Our first encounter with Lissy involved dancing hipsters, overpriced cocktails, and the hope of a celebrity sighting at New York’s Beatrice Inn. We had reservations: Lissy was perched behind the DJ booth, rocking a bowler hat atop her pixie cut. While she might have a signature look, Lissy resents being pigeonholed as a fashionista: “I’m into shopping, but it’s not like I’m shopping at Barneys,” Lissy says in a raspy alto, “They could think, ‘Oh my God, she’s like an elitist, super bitch. Too cool for school.”

She actually scored the Beatrice gig (“it helped me to survive”) because she had known one of the owners for a long time. “I hate half of the stuff I play,” she admits, but, like any good DJ (take notes, SamRo), Lissy plays what gets the kids dancing. “What I try to do is play as much of a mix of everything under the sun as possible.” She has a few favorite jams (which she refers to as “gems”) that “run the gamut from super old stuff to stuff that came out last week.” Think Shirley Ellis, lesser known Le Tigre, and, “throwbacks, like weird ’90s rap and dance music.”

“I really love dirty hip-hop,” Lissy continues with a laugh. She also loves electropop, which is how a cover of Hot Chip’s “Ready For The Floor” made the cut onto her debut EP, Self-Taught Learner. “I DJ that song sometimes at Beatrice and the chorus is so catchy, so I picked up my guitar and played it one day.” She and her band have also tackled Amy Winehouse’s “Rehab.” Every time they play a show, they try to a cover a song, she explains. Songs, similar to her DJ set, that are “random” and “go off the beaten path.”

Lissy, currently on tour with The Virgins before arriving back in town for her EP’s release party this Wednesday, explains the band’s tough selection process: “Yesterday in the van, during our 24-hour drive in the snow, we’re all pulling out songs we would love to cover. Putting the iPod in the front of the van and saying ‘Oh my God, I want to play that too!'” Lately she’s been listening to “weird stuff like Scott Walker and Ecstasy,” in addition to “American, good boy music like Bruce Springsteen. Kind of like working class kind of stuff,” she says laughing, before adding again: “Weird stuff.”

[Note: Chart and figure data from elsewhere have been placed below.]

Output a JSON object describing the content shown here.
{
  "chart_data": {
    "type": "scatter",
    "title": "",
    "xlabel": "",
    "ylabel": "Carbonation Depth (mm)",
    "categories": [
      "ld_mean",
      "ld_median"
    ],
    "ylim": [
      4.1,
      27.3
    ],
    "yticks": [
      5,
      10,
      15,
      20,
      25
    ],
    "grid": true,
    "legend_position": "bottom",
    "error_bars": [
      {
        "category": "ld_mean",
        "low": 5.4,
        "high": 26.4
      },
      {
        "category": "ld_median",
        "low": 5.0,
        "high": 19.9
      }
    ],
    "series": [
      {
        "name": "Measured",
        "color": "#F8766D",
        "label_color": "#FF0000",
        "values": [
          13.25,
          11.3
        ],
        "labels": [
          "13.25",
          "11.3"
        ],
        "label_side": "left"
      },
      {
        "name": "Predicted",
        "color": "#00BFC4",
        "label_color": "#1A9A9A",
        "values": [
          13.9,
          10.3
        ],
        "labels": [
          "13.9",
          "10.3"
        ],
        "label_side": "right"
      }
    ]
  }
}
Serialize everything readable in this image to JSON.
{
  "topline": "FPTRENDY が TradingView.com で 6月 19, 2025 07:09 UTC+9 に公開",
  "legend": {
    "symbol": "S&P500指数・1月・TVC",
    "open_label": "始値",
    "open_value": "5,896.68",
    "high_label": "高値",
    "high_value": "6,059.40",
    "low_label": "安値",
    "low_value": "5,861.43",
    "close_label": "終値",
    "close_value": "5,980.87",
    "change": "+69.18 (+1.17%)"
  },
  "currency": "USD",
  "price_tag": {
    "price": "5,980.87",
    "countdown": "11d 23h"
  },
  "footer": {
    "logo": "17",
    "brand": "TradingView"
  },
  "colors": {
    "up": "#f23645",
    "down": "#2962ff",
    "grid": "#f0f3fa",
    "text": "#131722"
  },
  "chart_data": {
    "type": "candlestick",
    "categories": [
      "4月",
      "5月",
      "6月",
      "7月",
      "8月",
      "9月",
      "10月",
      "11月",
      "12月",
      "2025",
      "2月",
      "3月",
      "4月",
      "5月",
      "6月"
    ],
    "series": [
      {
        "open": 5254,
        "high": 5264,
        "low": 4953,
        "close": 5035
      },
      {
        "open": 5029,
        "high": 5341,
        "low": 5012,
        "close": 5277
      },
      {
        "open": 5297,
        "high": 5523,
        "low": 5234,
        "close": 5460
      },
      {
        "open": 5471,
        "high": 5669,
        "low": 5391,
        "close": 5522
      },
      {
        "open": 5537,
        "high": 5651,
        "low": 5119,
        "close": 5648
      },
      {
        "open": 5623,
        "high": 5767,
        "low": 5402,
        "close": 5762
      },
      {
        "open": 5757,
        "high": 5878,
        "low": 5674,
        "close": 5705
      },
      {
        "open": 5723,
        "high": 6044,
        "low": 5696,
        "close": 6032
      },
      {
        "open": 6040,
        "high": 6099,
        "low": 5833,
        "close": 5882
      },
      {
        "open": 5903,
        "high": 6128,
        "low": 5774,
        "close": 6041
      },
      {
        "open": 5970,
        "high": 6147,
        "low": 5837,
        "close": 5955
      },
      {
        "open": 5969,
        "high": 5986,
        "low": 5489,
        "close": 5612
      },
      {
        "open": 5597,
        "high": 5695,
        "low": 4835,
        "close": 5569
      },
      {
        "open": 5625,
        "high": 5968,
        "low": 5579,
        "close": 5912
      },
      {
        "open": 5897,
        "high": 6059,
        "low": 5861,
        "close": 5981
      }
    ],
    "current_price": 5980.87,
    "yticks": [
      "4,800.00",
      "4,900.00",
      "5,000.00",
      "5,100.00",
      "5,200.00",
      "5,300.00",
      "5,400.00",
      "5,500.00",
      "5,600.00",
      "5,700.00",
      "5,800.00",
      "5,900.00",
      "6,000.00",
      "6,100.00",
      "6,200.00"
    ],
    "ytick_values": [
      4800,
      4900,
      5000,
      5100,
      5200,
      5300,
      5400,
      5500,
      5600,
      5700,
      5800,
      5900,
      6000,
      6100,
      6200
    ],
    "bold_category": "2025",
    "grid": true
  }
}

Self-Taught Learner boasts up-tempo indie rock with a ’60s girl group feel. At first listen, the title track and first single seems like a happy little ditty, before revealing itself as dark and introspective. As Lissy explains, it describes a relationship with one of her friends in her teenage years who passed away. While many believe the title refers to her music experience (she’s actually been playing the guitar for years), Trullie tells another story: “We were little outcasts, so we kind of coined the term ‘Self-Taught Learner.'”

So, is Lissy intending to bring this old-school rocker chic thing to the masses? “No,” she says with bracing candor. “It’s honestly flattering but it’s not what I’m trying to do. It’s the obvious thing to say.” She says comparisons, especially concerning rock musicians, have become the norm. “But the thing is, most aren’t really playing rock anymore. It’s rock but it’s now mixed with electronic music.” What influences more than other bands of the moment is her home base, New York. “The city influences you even if you don’t know it.”

Who is this Lissy? She’s not so Williamsburg, more downtown New York pre-Giuliani and Pinkberry. She’s not afraid of courting the chic set — in fact she’s playing a Fashion Week show (“Fashion Week in New York is the worst!”) and continues to mesmerize fashionistas (“It could be the hair.”). She’s a bit of an old soul, who seems out of place in this decade (she’s even playing at the Andy Warhol Live! show in San Francisco). We can’t get enough of her. Amy Winehouse, who?

While she says, “all comparisons are awesome and kind of blow my mind,” we’re just going to have to accept that, in the unfortunate “I Kissed a Girl” world we live in, Lissy Trullie is delightfully impossible to define.